Selon l'enquête Sumer 2010, les salariés ayant des objectifs chiffrés mais pas d'entretien d'évaluation "cadré" sont surexposés à divers risques psychosociaux. A contrario, la situation inverse est protectrice de la santé mentale.

Plus de la moitié des salariés ont au moins un entretien individuel d'évaluation par an avec leur supérieur. Par ailleurs, un salarié sur trois a des objectifs chiffrés précis à atteindre dans son travail. Les deux pratiques sont souvent associées : un salarié sur quatre a à la fois un entretien annuel d'évaluation et des objectifs chiffrés. Mais pas toujours : parmi les salariés qui ont cet entretien, plus de la moitié n'ont pas d'objectifs chiffrés.

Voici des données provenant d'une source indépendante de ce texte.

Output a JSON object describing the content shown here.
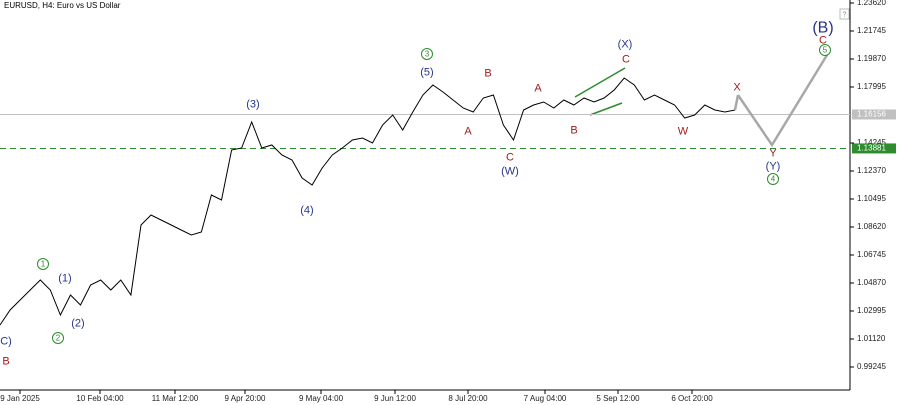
{
  "chart_data": {
    "type": "line",
    "title": "EURUSD, H4:  Euro vs US Dollar",
    "series": [
      {
        "name": "EURUSD",
        "color": "#000000",
        "values": [
          1.02058,
          1.03062,
          1.03732,
          1.04401,
          1.05071,
          1.04401,
          1.02727,
          1.04066,
          1.03397,
          1.04736,
          1.05071,
          1.04401,
          1.05071,
          1.04066,
          1.08754,
          1.09424,
          1.09089,
          1.08754,
          1.08419,
          1.08084,
          1.08285,
          1.10763,
          1.10428,
          1.13776,
          1.1391,
          1.15651,
          1.1391,
          1.14111,
          1.13441,
          1.13107,
          1.11901,
          1.11433,
          1.12571,
          1.13441,
          1.1391,
          1.14446,
          1.1458,
          1.14245,
          1.1545,
          1.1612,
          1.15116,
          1.16321,
          1.17459,
          1.18129,
          1.1766,
          1.17124,
          1.16589,
          1.16321,
          1.17258,
          1.17459,
          1.1545,
          1.14446,
          1.16455,
          1.1679,
          1.16991,
          1.16589,
          1.17124,
          1.1679,
          1.17258,
          1.16991,
          1.17258,
          1.17794,
          1.18598,
          1.18129,
          1.17124,
          1.17459,
          1.17124,
          1.1679,
          1.15919,
          1.1612,
          1.1679,
          1.16455,
          1.16321,
          1.16455
        ]
      }
    ],
    "projection": {
      "color": "#a8a8a8",
      "values": [
        1.1746,
        1.1411,
        1.2014
      ]
    },
    "current_price": 1.16156,
    "level": {
      "value": 1.13881,
      "color": "#2e8b2e"
    },
    "x_labels": [
      "9 Jan 2025",
      "10 Feb 04:00",
      "11 Mar 12:00",
      "9 Apr 20:00",
      "9 May 04:00",
      "9 Jun 12:00",
      "8 Jul 20:00",
      "7 Aug 04:00",
      "5 Sep 12:00",
      "6 Oct 20:00"
    ],
    "ylim": [
      0.97705,
      1.23821
    ],
    "yticks": [
      {
        "value": 1.2362,
        "label": "1.23620"
      },
      1.21745,
      {
        "value": 1.1987,
        "label": "1.19870"
      },
      1.17995,
      1.14245,
      {
        "value": 1.1237,
        "label": "1.12370"
      },
      1.10495,
      {
        "value": 1.0862,
        "label": "1.08620"
      },
      1.06745,
      {
        "value": 1.0487,
        "label": "1.04870"
      },
      1.02995,
      {
        "value": 1.0112,
        "label": "1.01120"
      },
      0.99245
    ],
    "wave_labels": [
      {
        "text": "C)",
        "color": "#27348b",
        "style": "plain"
      },
      {
        "text": "B",
        "color": "#a01d1d",
        "style": "plain"
      },
      {
        "text": "1",
        "color": "#2e8b2e",
        "style": "circle"
      },
      {
        "text": "(1)",
        "color": "#27348b",
        "style": "plain"
      },
      {
        "text": "(2)",
        "color": "#27348b",
        "style": "plain"
      },
      {
        "text": "2",
        "color": "#2e8b2e",
        "style": "circle"
      },
      {
        "text": "(3)",
        "color": "#27348b",
        "style": "plain"
      },
      {
        "text": "(4)",
        "color": "#27348b",
        "style": "plain"
      },
      {
        "text": "(5)",
        "color": "#27348b",
        "style": "plain"
      },
      {
        "text": "3",
        "color": "#2e8b2e",
        "style": "circle"
      },
      {
        "text": "A",
        "color": "#a01d1d",
        "style": "plain"
      },
      {
        "text": "B",
        "color": "#a01d1d",
        "style": "plain"
      },
      {
        "text": "C",
        "color": "#a01d1d",
        "style": "plain"
      },
      {
        "text": "(W)",
        "color": "#27348b",
        "style": "plain"
      },
      {
        "text": "A",
        "color": "#a01d1d",
        "style": "plain"
      },
      {
        "text": "B",
        "color": "#a01d1d",
        "style": "plain"
      },
      {
        "text": "C",
        "color": "#a01d1d",
        "style": "plain"
      },
      {
        "text": "(X)",
        "color": "#27348b",
        "style": "plain"
      },
      {
        "text": "W",
        "color": "#a01d1d",
        "style": "plain"
      },
      {
        "text": "X",
        "color": "#a01d1d",
        "style": "plain"
      },
      {
        "text": "Y",
        "color": "#a01d1d",
        "style": "plain"
      },
      {
        "text": "(Y)",
        "color": "#27348b",
        "style": "plain"
      },
      {
        "text": "4",
        "color": "#2e8b2e",
        "style": "circle"
      },
      {
        "text": "(B)",
        "color": "#27348b",
        "style": "big"
      },
      {
        "text": "C",
        "color": "#a01d1d",
        "style": "plain"
      },
      {
        "text": "5",
        "color": "#2e8b2e",
        "style": "circle"
      }
    ]
  }
}
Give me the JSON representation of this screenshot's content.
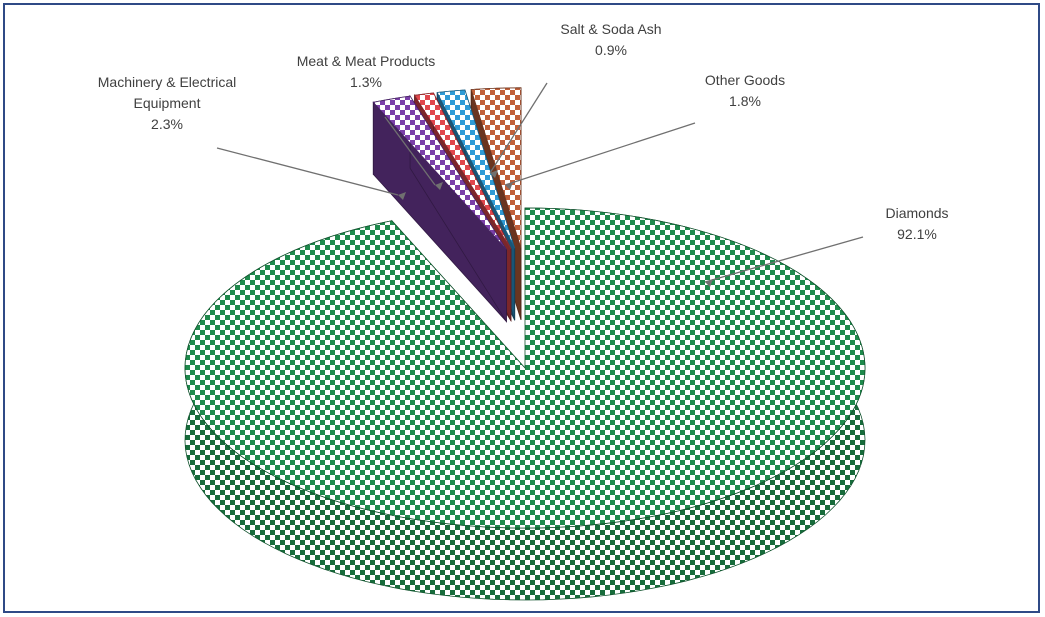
{
  "chart_data": {
    "type": "pie",
    "style": "3d exploded pie with patterned fills",
    "series": [
      {
        "name": "",
        "slices": [
          {
            "label": "Diamonds",
            "value": 92.1,
            "display": "92.1%",
            "color": "#1e8a4c"
          },
          {
            "label": "Machinery & Electrical Equipment",
            "label_lines": [
              "Machinery & Electrical",
              "Equipment"
            ],
            "value": 2.3,
            "display": "2.3%",
            "color": "#c0603a"
          },
          {
            "label": "Meat & Meat Products",
            "value": 1.3,
            "display": "1.3%",
            "color": "#2e9bd6"
          },
          {
            "label": "Salt & Soda Ash",
            "value": 0.9,
            "display": "0.9%",
            "color": "#e0474c"
          },
          {
            "label": "Other Goods",
            "value": 1.8,
            "display": "1.8%",
            "color": "#7a3fa8"
          }
        ]
      }
    ],
    "legend": "none (data labels with leader lines)"
  }
}
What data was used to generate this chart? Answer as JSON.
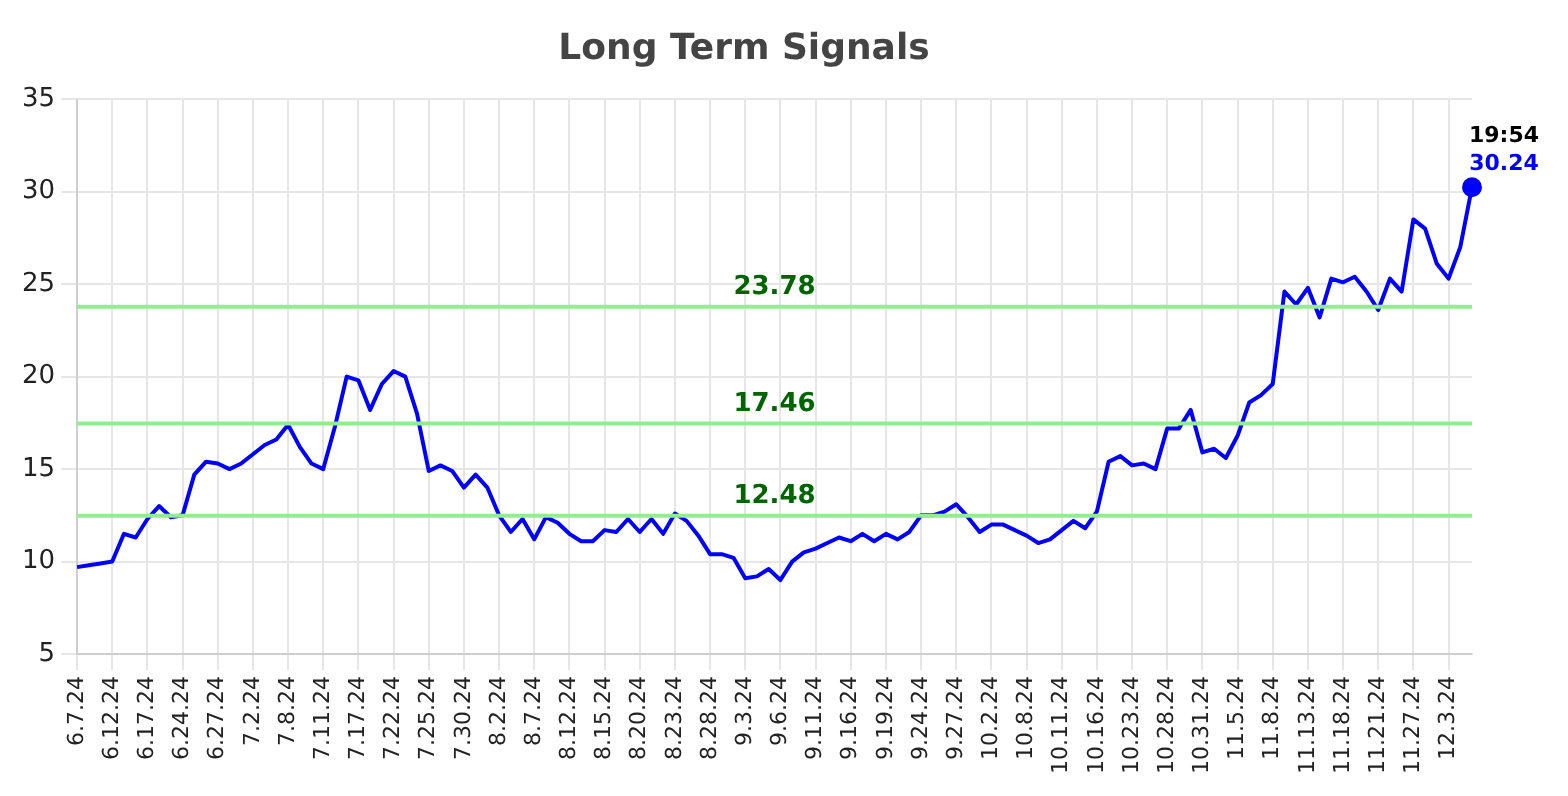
{
  "chart_data": {
    "type": "line",
    "title": "Long Term Signals",
    "categories": [
      "6.7.24",
      null,
      null,
      "6.12.24",
      null,
      null,
      "6.17.24",
      null,
      null,
      "6.24.24",
      null,
      null,
      "6.27.24",
      null,
      null,
      "7.2.24",
      null,
      null,
      "7.8.24",
      null,
      null,
      "7.11.24",
      null,
      null,
      "7.17.24",
      null,
      null,
      "7.22.24",
      null,
      null,
      "7.25.24",
      null,
      null,
      "7.30.24",
      null,
      null,
      "8.2.24",
      null,
      null,
      "8.7.24",
      null,
      null,
      "8.12.24",
      null,
      null,
      "8.15.24",
      null,
      null,
      "8.20.24",
      null,
      null,
      "8.23.24",
      null,
      null,
      "8.28.24",
      null,
      null,
      "9.3.24",
      null,
      null,
      "9.6.24",
      null,
      null,
      "9.11.24",
      null,
      null,
      "9.16.24",
      null,
      null,
      "9.19.24",
      null,
      null,
      "9.24.24",
      null,
      null,
      "9.27.24",
      null,
      null,
      "10.2.24",
      null,
      null,
      "10.8.24",
      null,
      null,
      "10.11.24",
      null,
      null,
      "10.16.24",
      null,
      null,
      "10.23.24",
      null,
      null,
      "10.28.24",
      null,
      null,
      "10.31.24",
      null,
      null,
      "11.5.24",
      null,
      null,
      "11.8.24",
      null,
      null,
      "11.13.24",
      null,
      null,
      "11.18.24",
      null,
      null,
      "11.21.24",
      null,
      null,
      "11.27.24",
      null,
      null,
      "12.3.24",
      null,
      null
    ],
    "series": [
      {
        "color": "#0000ff",
        "values": [
          9.7,
          9.8,
          9.9,
          10.0,
          11.5,
          11.3,
          12.3,
          13.0,
          12.4,
          12.5,
          14.7,
          15.4,
          15.3,
          15.0,
          15.3,
          15.8,
          16.3,
          16.6,
          17.4,
          16.2,
          15.3,
          15.0,
          17.3,
          20.0,
          19.8,
          18.2,
          19.6,
          20.3,
          20.0,
          18.0,
          14.9,
          15.2,
          14.9,
          14.0,
          14.7,
          14.0,
          12.5,
          11.6,
          12.3,
          11.2,
          12.4,
          12.1,
          11.5,
          11.1,
          11.1,
          11.7,
          11.6,
          12.3,
          11.6,
          12.3,
          11.5,
          12.6,
          12.2,
          11.4,
          10.4,
          10.4,
          10.2,
          9.1,
          9.2,
          9.6,
          9.0,
          10.0,
          10.5,
          10.7,
          11.0,
          11.3,
          11.1,
          11.5,
          11.1,
          11.5,
          11.2,
          11.6,
          12.5,
          12.5,
          12.7,
          13.1,
          12.4,
          11.6,
          12.0,
          12.0,
          11.7,
          11.4,
          11.0,
          11.2,
          11.7,
          12.2,
          11.8,
          12.7,
          15.4,
          15.7,
          15.2,
          15.3,
          15.0,
          17.2,
          17.2,
          18.2,
          15.9,
          16.1,
          15.6,
          16.8,
          18.6,
          19.0,
          19.6,
          24.6,
          23.9,
          24.8,
          23.2,
          25.3,
          25.1,
          25.4,
          24.6,
          23.6,
          25.3,
          24.6,
          28.5,
          28.0,
          26.1,
          25.3,
          27.0,
          30.24
        ],
        "value_labels": [
          null,
          null,
          null,
          null,
          null,
          null,
          null,
          null,
          null,
          null,
          null,
          null,
          null,
          null,
          null,
          null,
          null,
          null,
          null,
          null,
          null,
          null,
          null,
          null,
          null,
          null,
          null,
          null,
          null,
          null,
          null,
          null,
          null,
          null,
          null,
          null,
          null,
          null,
          null,
          null,
          null,
          null,
          null,
          null,
          null,
          null,
          null,
          null,
          null,
          null,
          null,
          null,
          null,
          null,
          null,
          null,
          null,
          null,
          null,
          null,
          null,
          null,
          null,
          null,
          null,
          null,
          null,
          null,
          null,
          null,
          null,
          null,
          null,
          null,
          null,
          null,
          null,
          null,
          null,
          null,
          null,
          null,
          null,
          null,
          null,
          null,
          null,
          null,
          null,
          null,
          null,
          null,
          null,
          null,
          null,
          null,
          null,
          null,
          null,
          null,
          null,
          null,
          null,
          null,
          null,
          null,
          null,
          null,
          null,
          null,
          null,
          null,
          null,
          null,
          null,
          null,
          null,
          null,
          null,
          "30.24"
        ]
      }
    ],
    "annotations": [
      "19:54"
    ],
    "ref_lines": [
      {
        "axis": "y",
        "value": 23.78,
        "label": "23.78",
        "color": "#90ee90"
      },
      {
        "axis": "y",
        "value": 17.46,
        "label": "17.46",
        "color": "#90ee90"
      },
      {
        "axis": "y",
        "value": 12.48,
        "label": "12.48",
        "color": "#90ee90"
      }
    ],
    "ylim": [
      5,
      35
    ],
    "yticks": [
      5,
      10,
      15,
      20,
      25,
      30,
      35
    ],
    "grid": true,
    "legend": false
  }
}
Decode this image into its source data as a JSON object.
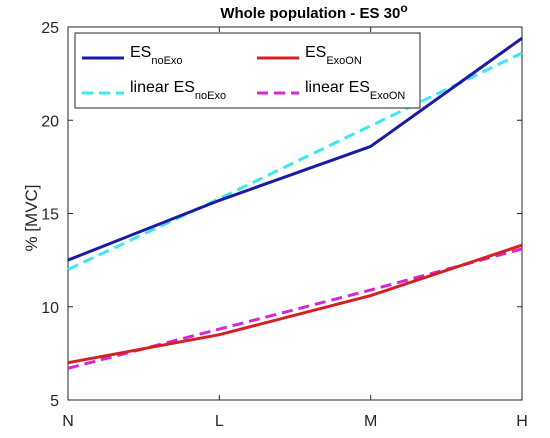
{
  "chart_data": {
    "type": "line",
    "title": {
      "main": "Whole population - ES 30",
      "superscript": "o"
    },
    "ylabel": "% [MVC]",
    "xlabel": "",
    "categories": [
      "N",
      "L",
      "M",
      "H"
    ],
    "ylim": [
      5,
      25
    ],
    "yticks": [
      5,
      10,
      15,
      20,
      25
    ],
    "grid": false,
    "legend_position": "top",
    "series": [
      {
        "name": {
          "base": "ES",
          "sub": "noExo"
        },
        "color": "#1a1aa6",
        "dash": "solid",
        "values": [
          12.5,
          15.7,
          18.6,
          24.4
        ]
      },
      {
        "name": {
          "base": "ES",
          "sub": "ExoON"
        },
        "color": "#d42020",
        "dash": "solid",
        "values": [
          7.0,
          8.5,
          10.6,
          13.3
        ]
      },
      {
        "name": {
          "base": "linear ES",
          "sub": "noExo"
        },
        "color": "#3ee8f0",
        "dash": "dashed",
        "values": [
          12.0,
          15.8,
          19.7,
          23.6
        ]
      },
      {
        "name": {
          "base": "linear ES",
          "sub": "ExoON"
        },
        "color": "#d426d4",
        "dash": "dashed",
        "values": [
          6.7,
          8.8,
          10.9,
          13.1
        ]
      }
    ]
  }
}
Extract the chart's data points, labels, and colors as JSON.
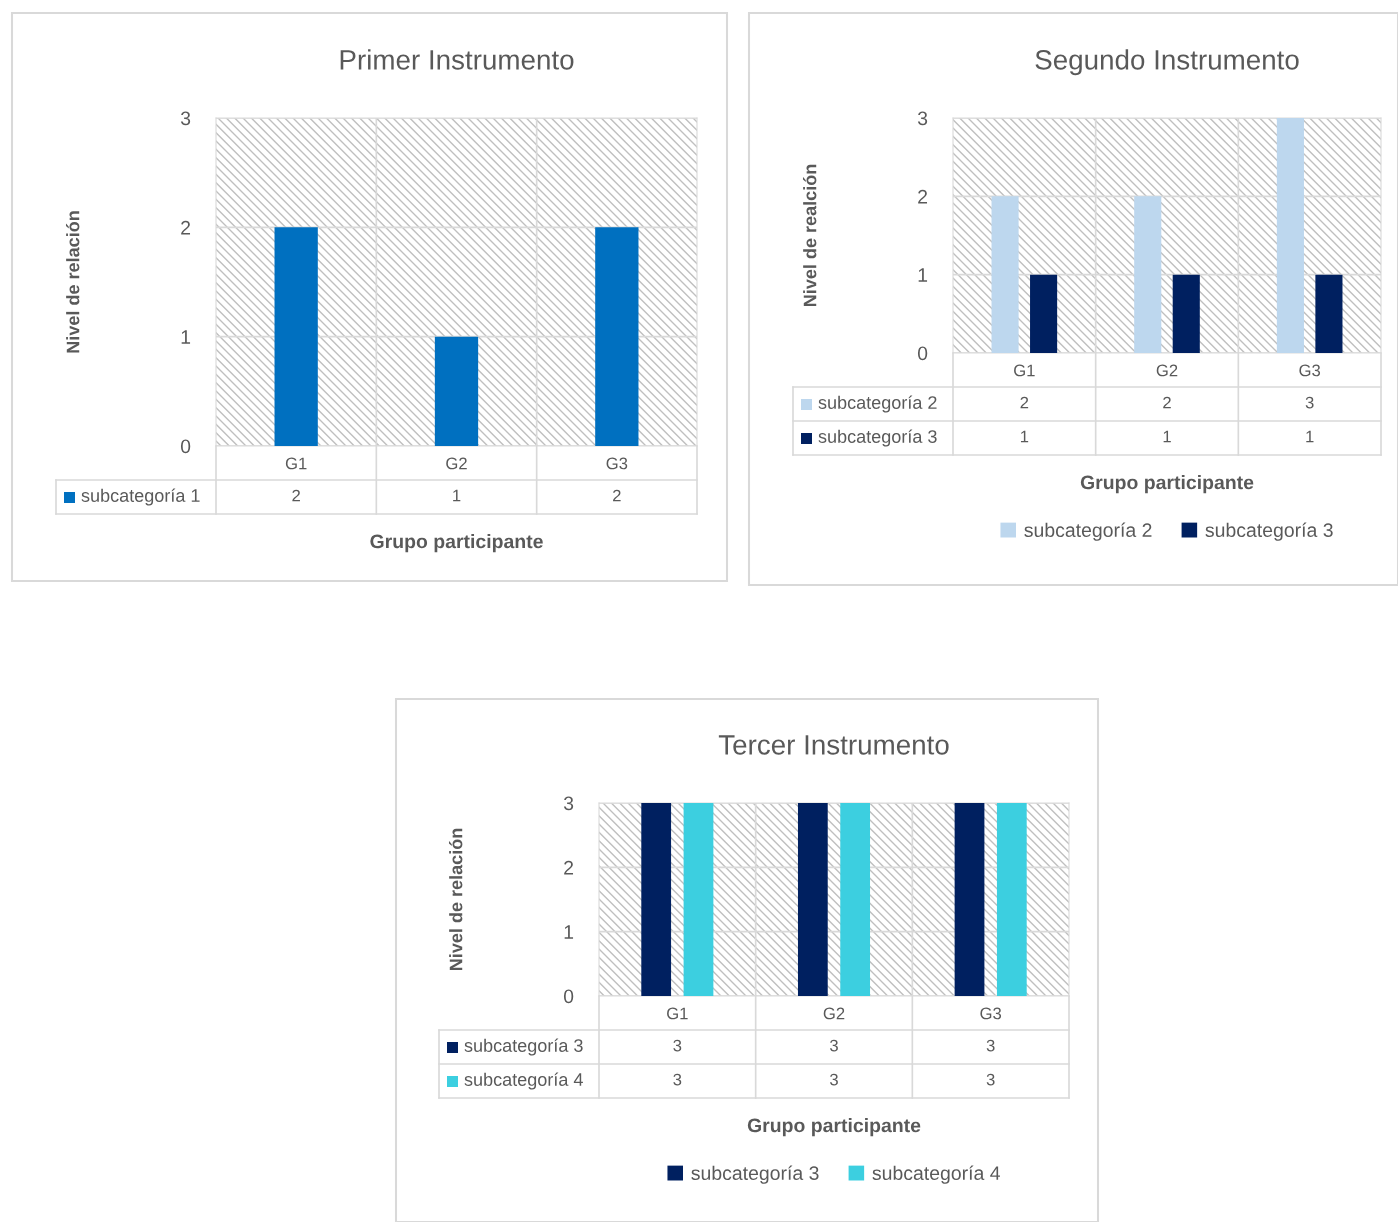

Quel est l'impact de ces modes de pilotage et d'évaluation du travail sur les risques psychosociaux au travail et la santé mentale des salariés ? L'enquête Sumer 2010 (voir encadré page 45) apporte un éclairage sur cette question. Les objectifs chiffrés apparaissent fortement associés à divers risques psychosociaux et à une santé mentale dégradée (voir graphique page 44). En revanche, concernant les entretiens d'évaluation, l'étude montre que s'ils reposent sur des critères précis et mesurables, leur impact sur l'exposition aux risques psychosociaux et donc sur la santé mentale des salariés est nettement favorable. Les critères de l'évaluation sont jugés "précis et mesurables" par le salarié concerné dans plus de trois cas sur quatre : on qualifiera par la suite ce type d'entretien de "cadré".

Un salarié sur trois n'a ni entretien ni objectifs chiffrés. Cette situation, que nous nommerons "situation de référence" car elle permet d'évaluer l'impact des entretiens et des objectifs, est plus fréquente dans les petits établissements, pour les salariés en CDD ou en intérim, ou pour les professions les moins qualifiées (ouvriers, employés de commerce et de services, voir graphique page 44).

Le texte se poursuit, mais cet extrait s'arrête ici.